Britney (Eden Malyn) is the jewel of this show. She is the character who binges, purges and starves. Malyn brings all the horrors of struggling with how to be a perfect woman right to our laps. Malyn's performance slowly unravels an ugly secret that is very familiar to many of us - the bottom of that pit into which fell our self-esteem.
We feel that nausea that comes sometimes first thing in the morning when we review our life regrets. Why did I spend precious time doing that to myself? She is the survivor.
And we are cracking up the whole time! Director, Jackson Gay, gives us smooth set changes, hilarious dance sequences and hysterical beats following some cathartic tears. The descriptions of food orgies from these women will have you smelling movie popcorn laced with butter and M&M's and snorting at the shame this has made you feel in your life.
Lampanelli guides what is revealed on the stage with truly innovative writing that does not preach, does not over-sell the sentimentality and will leave you feeling like you came to a slumber party and left having made some really good friends.

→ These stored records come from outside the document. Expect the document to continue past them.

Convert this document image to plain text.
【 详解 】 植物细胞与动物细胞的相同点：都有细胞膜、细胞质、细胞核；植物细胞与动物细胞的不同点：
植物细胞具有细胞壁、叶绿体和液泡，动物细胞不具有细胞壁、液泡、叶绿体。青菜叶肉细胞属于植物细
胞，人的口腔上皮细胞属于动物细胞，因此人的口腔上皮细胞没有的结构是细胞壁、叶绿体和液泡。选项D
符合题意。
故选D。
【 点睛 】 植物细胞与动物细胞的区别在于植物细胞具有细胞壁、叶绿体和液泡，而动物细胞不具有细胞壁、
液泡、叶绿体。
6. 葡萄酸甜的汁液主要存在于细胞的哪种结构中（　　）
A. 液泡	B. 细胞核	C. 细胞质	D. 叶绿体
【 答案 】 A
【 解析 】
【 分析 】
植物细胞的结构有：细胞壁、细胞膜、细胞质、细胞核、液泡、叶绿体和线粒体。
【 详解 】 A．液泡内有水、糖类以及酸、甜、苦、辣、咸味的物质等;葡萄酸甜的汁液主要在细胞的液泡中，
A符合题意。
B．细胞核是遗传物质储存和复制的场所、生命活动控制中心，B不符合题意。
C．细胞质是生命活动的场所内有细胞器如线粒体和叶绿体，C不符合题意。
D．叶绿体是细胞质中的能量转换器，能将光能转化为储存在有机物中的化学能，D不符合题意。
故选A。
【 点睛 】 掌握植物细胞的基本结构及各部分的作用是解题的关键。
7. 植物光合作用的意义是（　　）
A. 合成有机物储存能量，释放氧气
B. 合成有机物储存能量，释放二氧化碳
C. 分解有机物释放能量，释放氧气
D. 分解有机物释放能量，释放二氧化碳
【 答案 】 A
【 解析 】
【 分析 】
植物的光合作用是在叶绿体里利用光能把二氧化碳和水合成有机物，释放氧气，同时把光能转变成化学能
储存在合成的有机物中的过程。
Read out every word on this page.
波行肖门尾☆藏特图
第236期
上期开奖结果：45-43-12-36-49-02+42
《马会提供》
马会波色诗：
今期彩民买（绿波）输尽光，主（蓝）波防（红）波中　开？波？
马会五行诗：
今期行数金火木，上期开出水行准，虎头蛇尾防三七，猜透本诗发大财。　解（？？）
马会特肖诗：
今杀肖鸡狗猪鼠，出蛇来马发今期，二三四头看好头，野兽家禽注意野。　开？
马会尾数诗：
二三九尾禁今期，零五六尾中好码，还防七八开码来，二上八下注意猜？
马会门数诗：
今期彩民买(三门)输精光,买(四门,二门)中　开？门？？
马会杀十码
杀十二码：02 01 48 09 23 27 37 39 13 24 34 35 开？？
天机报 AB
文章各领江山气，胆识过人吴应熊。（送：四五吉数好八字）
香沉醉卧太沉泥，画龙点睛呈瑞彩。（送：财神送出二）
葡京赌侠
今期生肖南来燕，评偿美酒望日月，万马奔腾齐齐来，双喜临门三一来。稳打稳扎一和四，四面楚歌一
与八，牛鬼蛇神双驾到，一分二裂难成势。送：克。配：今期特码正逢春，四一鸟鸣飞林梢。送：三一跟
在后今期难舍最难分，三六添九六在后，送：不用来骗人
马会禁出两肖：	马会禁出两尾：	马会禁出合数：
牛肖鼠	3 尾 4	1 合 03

Oh! And Lampanelli does tell us how she lost all that weight, how she's kept it off for four years and how she feels about all that, but this is not a motivational seminar. Being a woman in this place and in these times is a seriously messy business that doesn't fit in a Lululemon gift box. We're witnessing just the beginning of Lampanelli's art of performance which will take us a good long way outside the confines of a skinny little box. The Queen of Mean takes a different tactic - truly allowing others to shine on the stage with her, which makes Lampanelli the brightest star of them all. I sure am ready for more of this ride.